I have had meetings with various vendors recently – where we are talking about mobile and tablet computing in banking, big data, cloud and the such like – and I am fed up with it. I am not fed up with the vendors, but of this bandwagon of hype around words that are just meaningless jargon. Five or 10 years ago, they were meaningful, when no one knew what they meant, but now everyone throws these buzzwords into their presentations and I think: “Shut up and show me something useful.”

Big data, cloud, mobile, social... it's like watching the news. The first time you hear that about a major issue, you go: “That’s interesting.”  When that issue is aired over and over again, day in and day out, you eventually switch off and wait for something else that is interesting to come along. That is how many of us feel about vendors and their mobile, big data, cloud storage dialogue.

What we really want to hear is something new.

Tell me about the Internet of Things and wearable computing, and how that is going to change banking. That is a far more interesting dialogue. I am not hearing enough of that. That is future positioning.

Invest in tomorrow

This is why solutions providers need to talk about what the world will look like in three to five years and, if they are confident about their vision, bet the farm on it. After all, any vendor that poured their money into mobile, big data, cloud storage stuff five years ago should be making a mint today.

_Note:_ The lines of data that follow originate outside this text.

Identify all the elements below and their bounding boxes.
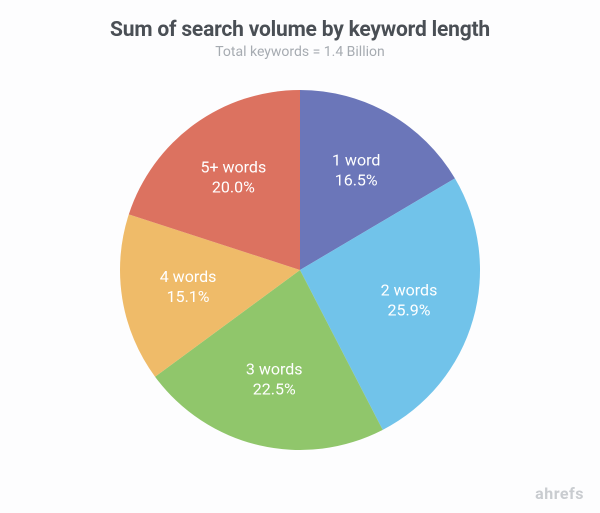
pie-chart: 1 word16.5% 2 words25.9% 3 words22.5% 4 wor… bbox=[0, 70, 600, 465]
slice-value: 22.5% bbox=[253, 379, 296, 398]
slice-value: 16.5% bbox=[335, 170, 378, 189]
slice-value: 25.9% bbox=[388, 300, 431, 319]
slice-label: 4 words bbox=[160, 267, 217, 286]
slice-label: 3 words bbox=[246, 359, 303, 378]
slice-value: 15.1% bbox=[167, 287, 210, 306]
chart-subtitle: Total keywords = 1.4 Billion bbox=[0, 44, 600, 60]
chart-container: Sum of search volume by keyword length T… bbox=[0, 0, 600, 513]
slice-label: 5+ words bbox=[200, 157, 266, 176]
chart-title: Sum of search volume by keyword length bbox=[0, 18, 600, 42]
watermark-logo: ahrefs bbox=[535, 484, 584, 503]
slice-value: 20.0% bbox=[212, 177, 255, 196]
slice-label: 1 word bbox=[332, 150, 380, 169]
slice-label: 2 words bbox=[381, 280, 438, 299]
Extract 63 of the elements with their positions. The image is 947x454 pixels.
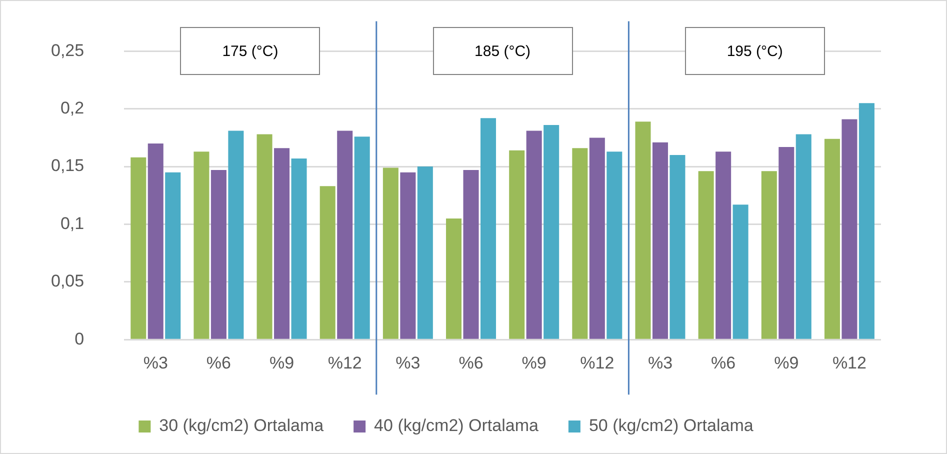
x-tick-label: %12 — [832, 353, 866, 372]
bar — [526, 130, 542, 339]
x-tick-label: %6 — [206, 353, 231, 372]
x-tick-label: %9 — [522, 353, 546, 372]
label-box: 195 (°C) — [684, 27, 825, 76]
bar — [130, 157, 146, 339]
bar — [256, 134, 272, 339]
x-tick-label: %12 — [580, 353, 614, 372]
annotation: 185 (°C) — [474, 42, 531, 60]
y-tick-label: 0,1 — [60, 214, 84, 233]
legend-label: 50 (kg/cm2) Ortalama — [588, 416, 754, 436]
bar — [670, 155, 686, 339]
bar — [210, 170, 226, 339]
y-tick-label: 0,05 — [50, 272, 84, 291]
bar — [544, 125, 560, 339]
bar — [480, 118, 496, 339]
bar — [796, 134, 812, 339]
bar — [635, 122, 651, 339]
bar — [572, 148, 588, 339]
bar — [589, 138, 605, 339]
legend-label: 30 (kg/cm2) Ortalama — [159, 416, 324, 436]
x-tick-label: %3 — [396, 353, 420, 372]
bar — [400, 172, 416, 339]
bar — [382, 168, 398, 339]
bar — [842, 119, 858, 339]
y-tick-label: 0,15 — [50, 156, 84, 176]
annotation: 195 (°C) — [726, 42, 783, 60]
bar — [165, 172, 181, 339]
label-box: 175 (°C) — [180, 27, 320, 76]
bar — [417, 166, 433, 339]
x-tick-label: %9 — [774, 353, 799, 372]
bar — [320, 186, 336, 339]
x-tick-label: %3 — [143, 353, 168, 372]
bar — [824, 138, 840, 339]
bar — [652, 142, 668, 339]
bar — [761, 171, 777, 339]
x-tick-label: %12 — [328, 353, 362, 372]
bar — [698, 171, 714, 339]
y-tick-label: 0,2 — [60, 98, 84, 118]
bar — [463, 170, 479, 339]
x-tick-label: %6 — [711, 353, 736, 372]
bar — [274, 148, 290, 339]
annotation: 175 (°C) — [222, 42, 278, 60]
bar — [778, 146, 794, 339]
bar — [446, 218, 462, 339]
x-tick-label: %6 — [458, 353, 484, 372]
bar — [228, 130, 244, 339]
bar — [194, 152, 210, 339]
y-tick-label: 0 — [74, 329, 84, 348]
bar — [509, 150, 525, 339]
bar — [858, 103, 874, 339]
legend-label: 40 (kg/cm2) Ortalama — [374, 416, 539, 436]
bar — [732, 204, 748, 339]
bar — [291, 158, 307, 339]
bar — [337, 130, 353, 339]
x-tick-label: %3 — [648, 353, 673, 372]
label-box: 185 (°C) — [432, 27, 573, 76]
bar — [716, 152, 732, 339]
y-tick-label: 0,25 — [50, 40, 84, 60]
bar — [606, 152, 622, 339]
bar — [148, 143, 164, 339]
x-tick-label: %9 — [269, 353, 294, 372]
bar — [354, 136, 370, 339]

Five years ago, the mobile, big data, cloud storage conversation was interesting because it was new and unknown. But now? Yada, yada, yada, tell me something else. Tell me about how you have implemented a solution for a bank that allows them to pinpoint a customer, anywhere, anytime with a relevant offer.

Sure, that is a big data conversation but just don’t call it big data. Call it small data. It is small, in that you have taken that exabyte stream of data and converted it into this really small moment of truth where the customer gets an amazing experience that is totally personalised.

Now, you have taken the dull conversation and turned it into a story with benefit and a relevance. This is why you either talk about long-term vision or short-term illustration. The vision is the concept that is three to five years away from realisation. The illustration is the here and now.

That is why I do not want to hear about mobile, social, big data and the cloud storage but about how banks are using the mobile network to identify where the end customer will be in the next 10 minutes and, by using a global positioning system combined with small data, making them an offer they cannot refuse.

Solutions providers just need to get detailed when things are here and now, and macro when they are yet to come.

Chris Skinner is an independent financial commentator and chairman of London-based The Financial Services Club.